The Harris Hip Score improved from 57.1 ± 9.6 to 88.3 ± 6.3 points. No patients showed worse abductor power. LLD improved from 5.0 ± 2.0 to 1.4 ± 1.0 cm. No permanent neurological complications occurred except for 1 transient peroneal nerve palsy during traction, which resolved fully after cessation of traction. There were 2 hips with STO nonunion treated with osteosynthesis and stem revision.

CONCLUSION

2-stage THA following skeletal traction after extensive soft tissue release showed favourable results in terms of neurologic complication prevention and LLD resolution.
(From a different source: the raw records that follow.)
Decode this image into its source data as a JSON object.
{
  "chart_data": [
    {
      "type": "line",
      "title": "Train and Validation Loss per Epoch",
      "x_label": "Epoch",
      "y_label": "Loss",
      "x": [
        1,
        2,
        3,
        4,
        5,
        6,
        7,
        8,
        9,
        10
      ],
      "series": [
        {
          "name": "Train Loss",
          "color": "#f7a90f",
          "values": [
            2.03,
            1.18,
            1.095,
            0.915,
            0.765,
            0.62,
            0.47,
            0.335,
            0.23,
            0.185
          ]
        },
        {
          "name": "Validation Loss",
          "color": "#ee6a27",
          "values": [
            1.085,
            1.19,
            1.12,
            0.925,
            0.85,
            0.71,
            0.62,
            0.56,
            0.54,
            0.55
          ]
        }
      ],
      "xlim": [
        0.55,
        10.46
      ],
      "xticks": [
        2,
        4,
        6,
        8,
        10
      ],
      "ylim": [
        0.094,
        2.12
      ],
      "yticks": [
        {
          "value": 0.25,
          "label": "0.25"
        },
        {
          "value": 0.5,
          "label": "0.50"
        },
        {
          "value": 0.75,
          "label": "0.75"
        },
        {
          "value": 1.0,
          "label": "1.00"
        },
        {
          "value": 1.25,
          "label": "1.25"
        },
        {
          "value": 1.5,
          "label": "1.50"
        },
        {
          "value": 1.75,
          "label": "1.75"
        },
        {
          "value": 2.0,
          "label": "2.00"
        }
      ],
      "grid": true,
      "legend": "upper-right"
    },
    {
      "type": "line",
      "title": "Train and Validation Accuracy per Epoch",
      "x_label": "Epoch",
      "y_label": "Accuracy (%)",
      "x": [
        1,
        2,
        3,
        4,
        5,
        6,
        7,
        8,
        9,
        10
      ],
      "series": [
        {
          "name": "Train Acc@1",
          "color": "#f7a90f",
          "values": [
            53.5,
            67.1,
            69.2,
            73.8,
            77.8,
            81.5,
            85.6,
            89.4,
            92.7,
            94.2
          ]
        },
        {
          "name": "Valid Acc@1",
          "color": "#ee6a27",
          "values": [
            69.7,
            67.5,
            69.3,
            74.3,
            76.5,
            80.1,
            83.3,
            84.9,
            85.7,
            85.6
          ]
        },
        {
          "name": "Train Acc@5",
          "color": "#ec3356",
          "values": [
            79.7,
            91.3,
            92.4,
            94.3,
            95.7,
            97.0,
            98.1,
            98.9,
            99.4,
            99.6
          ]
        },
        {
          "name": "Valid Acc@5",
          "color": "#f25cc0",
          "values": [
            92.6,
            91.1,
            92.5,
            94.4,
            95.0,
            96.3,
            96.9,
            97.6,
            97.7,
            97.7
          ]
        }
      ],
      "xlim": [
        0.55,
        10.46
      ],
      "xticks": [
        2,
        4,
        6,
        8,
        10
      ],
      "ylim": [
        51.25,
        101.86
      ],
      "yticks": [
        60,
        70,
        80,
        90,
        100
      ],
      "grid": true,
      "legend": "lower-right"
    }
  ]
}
However, a large proportion of patients still necessitated shortening osteotomy with a risk for nonunion at the osteotomy site. Though surgical procedures might be complicated and necessitate longer hospital stays, 2-stage THA with extensive soft tissue release might be an alternative treatment option for patients with severe LLD willing to resolve their limb length discrepancy.

摘要

引言

为了在未治疗的发育性髋关节发育不良或脓毒性髋关节后遗症的全髋关节置换术(THA)中最大限度地解决肢体长度差异(LLD),引入了通过不同方法在肢体延长后进行 THA。我们旨在评估通过广泛的软组织松解后使用骨骼牵引进行肢体延长后进行 2 期 THA 的结果。

方法

共有 10 名男性和 14 名女性的 24 髋(平均年龄,49.6±15.2 岁)接受了 2 期 THA 治疗,并随后进行了随访(平均 6.3±3.7 年)。整个外展肌起点从髂骨骨膜下释放,髋关节周围的软组织,包括腰大肌腱、短外旋肌、关节囊和内收肌腱,都被广泛释放。在使用胫骨近端钉进行 2 周骨骼牵引后进行 2 期 THA。在最终的 THA 中,7 髋需要进行转子下缩短截骨术(STO)以降低髋关节。我们评估了临床和影像学结果,特别关注 LLD 和神经并发症。

结果

Harris 髋关节评分从 57.1±9.6 提高到 88.3±6.3 分。没有患者出现外展肌无力加重。LLD 从 5.0±2.0 改善到 1.4±1.0 cm。除了牵引期间出现的一过性腓总神经麻痹外,没有发生永久性神经并发症,牵引停止后完全恢复。有 2 髋因 STO 不愈合而接受了内固定和干骺端修正。

结论

在广泛的软组织松解后进行骨骼牵引的 2 期 THA 在预防神经并发症和解决 LLD 方面显示出良好的效果。然而,仍有相当一部分患者仍需要缩短截骨术,存在截骨部位不愈合的风险。虽然手术过程可能会很复杂,需要更长的住院时间,但对于那些希望解决肢体长度差异的严重 LLD 患者来说,广泛的软组织松解后进行 2 期 THA 可能是一种替代治疗选择。